I knew right away that his hours were numbered. I searched high and low to find him.
“You’re heating up,” I warned him.
He smiled, showing his teeth, indifferent, and took a wooden top out of his pocket. He wound the string around the tip, tightening it with his thumb, and threw it onto the ground. That slow dance across the stones entranced us; we were captured by its spinning, tied to its movement; the lost murmur of our innocence, the sounds of the waves crashing against the rocks on the coast, our broken dreams. Immobilized on the benches of the dock, sheltered by a tree, we scrutinized the horizon, the wind shaking the bushes. Hiding my anxiety, I tried to find cracks in his face, signals that would help me guess what was convulsing inside him. I found no answer, just a sad question in his gaze.
“Keep it,” he chided, “see if you can learn how to use it.”
He headed for Covadonga, prowled around the area, and his pilgrimage ended around the bus station, slouched on a sidewalk, watching the flow of passersby.
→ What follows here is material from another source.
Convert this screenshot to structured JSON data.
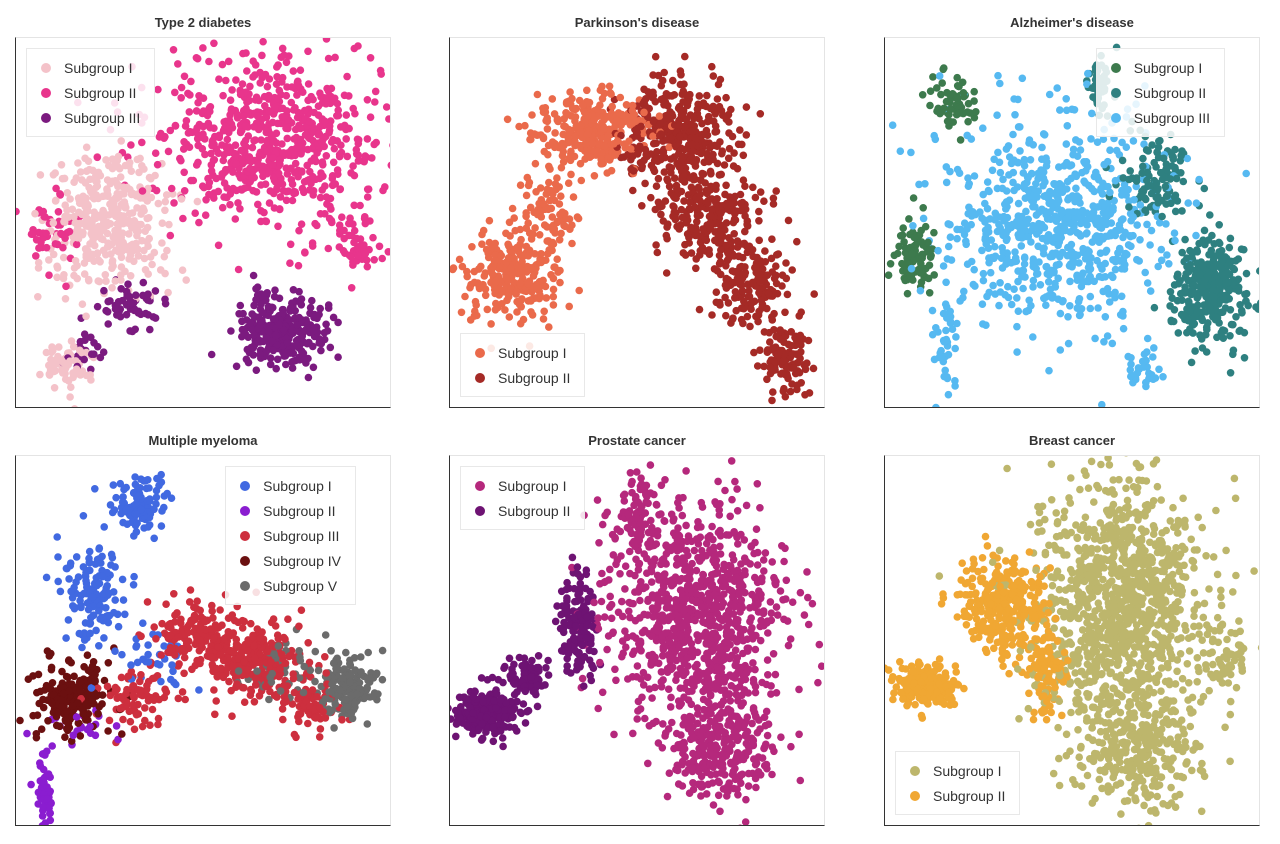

Word got around among the neighborhood residents that he’d already been given a warning: “Pickpockets have to go to Condado.” It was the logical move. Robberies attract the police, inconvenience the residents, create a climate of suspicion and rancor, and, in the end, damage the drug trade. The important thing is to guarantee the normal flow of goods and services. The recipe is simple: if something alters the social harmony, it’s eliminated. So a good capo, apart from being invisible and feared by his peers, insures that there’s order. He intimidates thieves, gives the belt to abusers, compensates widows, takes care of appearances, and administers justice. In a sentence: he imposes his law, with an Uzi SMG hanging from his shoulder. There’s no other way for the gang to gain ground. I once heard a taxi driver near Tapia say that we need fewer governors and more gangsters.